Chester and Timmis provides a new way to give a testimony and Spread the Gospel based on the Creation plan God. “Creation= what is your Identity or What do You identify with or to Whom?   The Fall= The What is the problem or weaknesses in your life?  Redemption= is what is the solution and Why? This is used to try to break down and determine what “Idols”, assumptions or addictions/ afflictions (ways of the world) are keeping one from Christ. Consummation /Destination= Final Hope or Salvation the outcome (Chester and Timmis 2012).
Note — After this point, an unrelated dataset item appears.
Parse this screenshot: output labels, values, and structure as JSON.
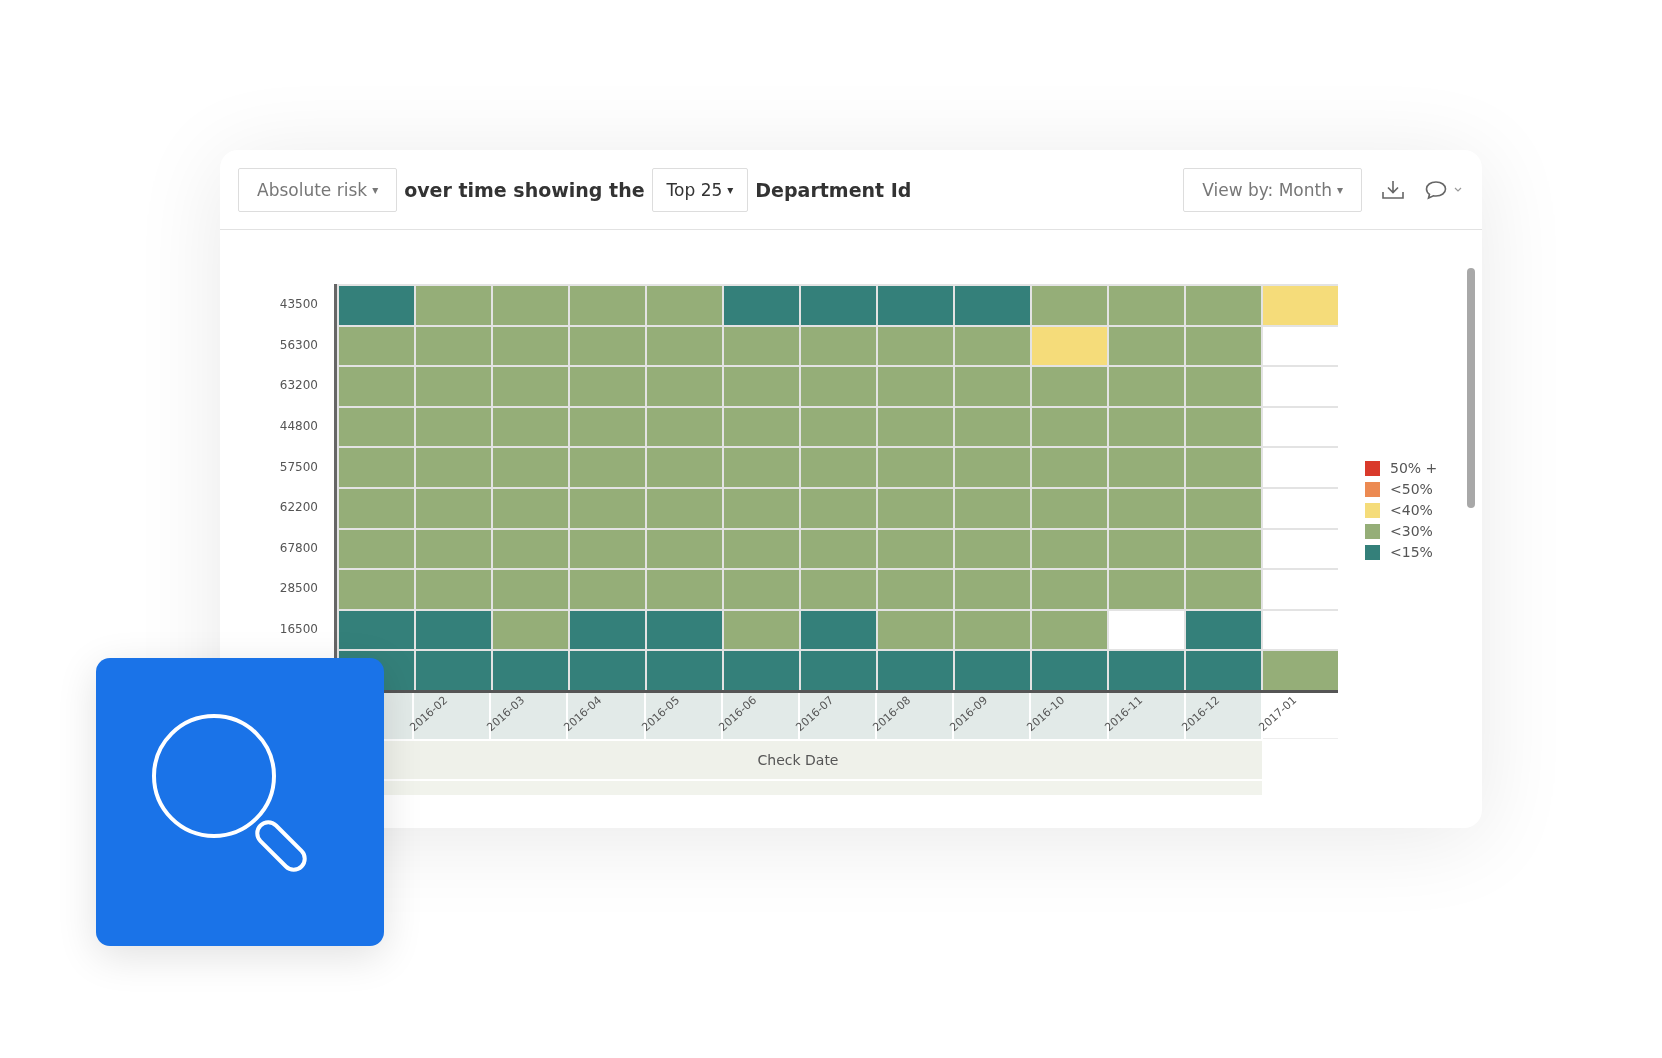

This plan not only works for spreading the news but also as a basic plan for setting goals overcoming obstacles, and setbacks, assessing progress and maturity and facing adversity and fear thus can be both a great tool for evangelism and counseling.

The authors also address that mission work mot only occurs in remote regions of the world to distant people but should be done in one’s own locality.  Several suggestions are provided and include, sharing meals with none-believers, walking, or using public transportation, instead of driving, participating in hobbies or community sporting events, striking up conversations with coworkers and building rapport while trying to incorporate Christ-like themes in the conversation. Volunteering, being active in social events within the community and being hospitable to one’s neighbors lending a hand to those in need and above all else showing  and loving God, people and life while living and expressing oneself in Christ-Mindedness ( Phil 1-11) is the best means to bring people to Chris and is the way of performing Everyday Church.

Rationale

While the authors provide a foundation on some key components of counseling, evangelism and social concerns in our postmodern society. Worldview and individual perspectives will vary from person to person and in each sub group, ethnicity, nation, people group and based on other variables. A complete assessment of an individual, group or society is or group is a necessity for evangelism. Additionally, once basic needs have been established the person group or society should be entrust with the authority of the maintaining and profession of the needs. However, in the early stages of development or maturation the mentor may need to evaluate the progress and make suggestion for improvement for growth focusing first on strengths rather than weaknesses unless the flaw is one of great determent to the individual, group or society. This was the missionary strategy of Paul and is the basis for both short term and long-term therapy programs and many strategic plans.

 In regards to Evangelism a source for planning, culture and other issues is,

Winer, Ralph D, and Hawthorne Steven C., . Perspectives on the World Christian Movement. 4th. Pasadena: William Carey Library, 2009.

 

 

For an understanding of Christian Counseling I recommend the two books,

Clinton, Timothy, and George Ohlschlager. Competent Christian Counseling. Vol. 1. Colorado Springs: WaterBrook Press, 2002.[1]

 

&

Crabb, Larry. Effective Biblical Counseling. Grand Rapids: Zondervan, 1977.

 

Overall, Chester and Timmis provide great insight for church planting, evangelism, building rapport, performing needs laymen pastoral care and being better stewards, shepherds and ambassadors of Christ in the ever-changing world as we prepare the way for the return of the King. We live in hope ,joy and suffering in this age until his return in humble servitude and praise Proclaiming his inclusive Gospel of inclusion and walking in likeness and mindset in the manner of love  In Hopes That all will See and know and hear ! Amen!

 

Bibliography

Chester, Tim, and Steve Timmis. Everyday Church: Gospel Communities on Mission. Wheaton: Crossway, 2012.

 

Clinton, Timothy, and George Ohlschlager. Competent Christian Counseling. Vol. 1. Colorado Springs: WaterBrook Press, 2002.

 

Crabb, Larry. Effective Biblical Counseling. Grand Rapids: Zondervan, 1977.

Winer, Ralph D, and Hawthorne Steven C., . Perspectives on the World Christian Movement. 4th. Pasadena: William Carey Library, 2009.